A l’extrémité de la période définie par l’auteur pour son étude, l’Itqān d’al-Suyūṭī (mort
en 911/1505) parvient à gommer le vide séparant l’oralité initiale de la version écrite en
démontrant, à l’aide de traditions soigneusement sélectionnées, que le muṣḥaf de
‘Uthmān est rigoureusement le même que celui que l’ange Gabriel a enseigné à
Muhammad. Les dissensions de la communauté primitive ou l’existence de codices
rivaux s’estompent grâce à l’art consommé de la manipulation des informations dont fait
preuve al-Suyūṭī. C’est ainsi que s’impose une version dont Viviane Comerro montre fort
justement qu’elle est l’aboutissement d’une « théologisation progressive de l’histoire du
texte canonisé » (p. 204).
L’auteur n’oublie pas ceux qu’elle appelle « les exclus », ceux dont la voix n’a pas été
intégrée à ce qui a fini par devenir, au prix de maints glissements, LE récit de cet épisode
crucial.
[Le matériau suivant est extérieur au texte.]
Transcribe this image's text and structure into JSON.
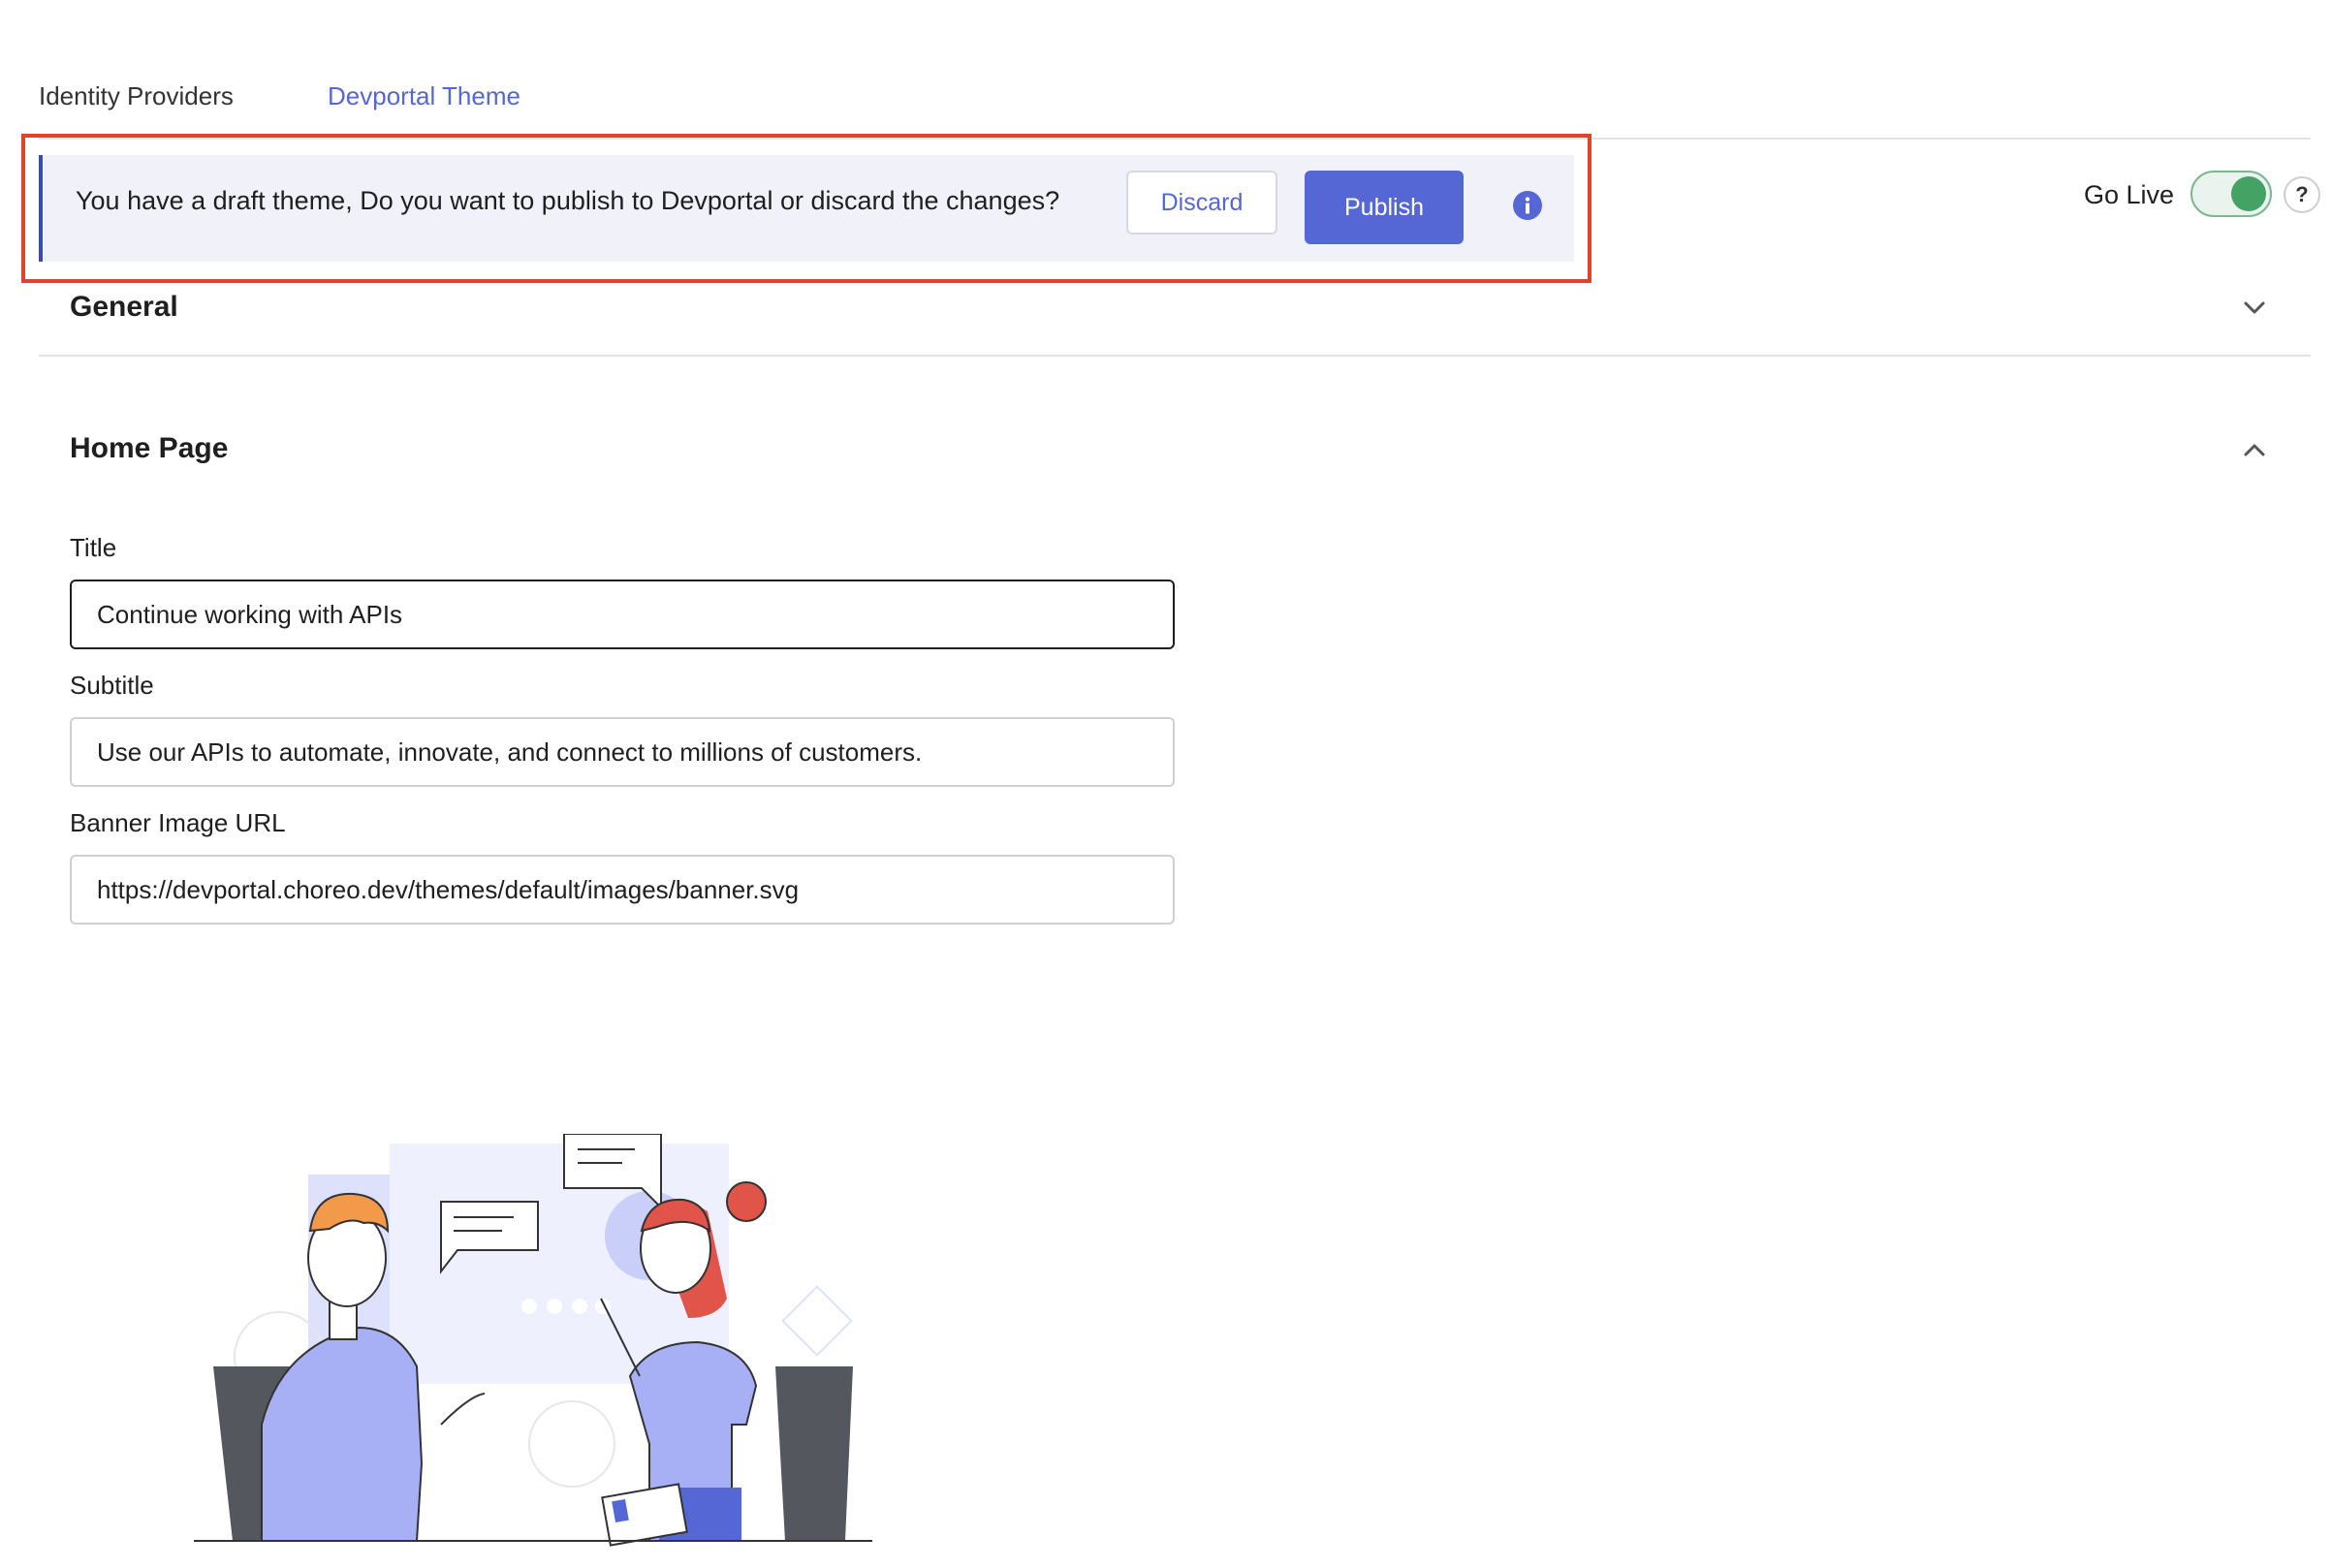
{
  "tabs": [
    {
      "label": "Identity Providers",
      "active": false
    },
    {
      "label": "Devportal Theme",
      "active": true
    }
  ],
  "banner": {
    "message": "You have a draft theme, Do you want to publish to Devportal or discard the changes?",
    "discard_label": "Discard",
    "publish_label": "Publish",
    "info_icon": "info-icon"
  },
  "go_live": {
    "label": "Go Live",
    "enabled": true,
    "help_label": "?"
  },
  "sections": {
    "general": {
      "title": "General",
      "expanded": false
    },
    "home_page": {
      "title": "Home Page",
      "expanded": true
    }
  },
  "form": {
    "title": {
      "label": "Title",
      "value": "Continue working with APIs"
    },
    "subtitle": {
      "label": "Subtitle",
      "value": "Use our APIs to automate, innovate, and connect to millions of customers."
    },
    "banner_url": {
      "label": "Banner Image URL",
      "value": "https://devportal.choreo.dev/themes/default/images/banner.svg"
    }
  },
  "colors": {
    "accent": "#5567d5",
    "highlight": "#e0452b",
    "toggle_on": "#45a265",
    "illustration_purple": "#a7b0f5",
    "illustration_orange": "#f2994a",
    "illustration_red": "#e0544a"
  }
}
Certes, ‘A’isha, fille d’Abū Bakr et femme du Prophète, ainsi que le neveu et
gendre de ce dernier, ‘Alī, figurent dans d’autres traditions qui les montrent eux aussi
en possession d’une version écrite du Coran. Mais ce qu’ils rapportent n’est pas repris
dans les œuvres analysées dans ce livre. Il était toutefois difficile pour les savants
sunnites de passer complètement sous silence le témoignage de ‘A’isha, reconnue
comme une autorité pour un nombre important de ḥadīths touchant d’autres points.
Aussi apparaît-elle comme garante d’une donnée relativement mineure portant sur
l’ordre des sourates. Il n’en va pas de même pour ‘Alī dont les ḥadīths ont, il est vrai, été
recueillis par des auteurs chiites et ne sont pas repris dans les textes dont il vient d’être
question.
Viviane Comerro n’est pas seulement experte en matière de tradition musulmane, elle
est au fait des différents aspects du problème de la mise par écrit du Coran et peut donc
lorsque cela est nécessaire confronter les ḥadīths aux vestiges manuscrits qui ont été
conservés. Sa recherche, fortement marquée à l’origine par la contribution de Harald
Motzki, la dépasse à l’arrivée par son ampleur et ouvre à l’historien des débuts de l’islam
des perspectives nouvelles. Sa contribution, qui éclaire à la fois un épisode fondateur de
l’islam et sa présentation par l’orthodoxie sunnite, n’intéresse pas seulement la période
des débuts mais permet de mieux comprendre la façon dont, de nos jours encore, les
musulmans se représentent la canonisation de la vulgate coranique.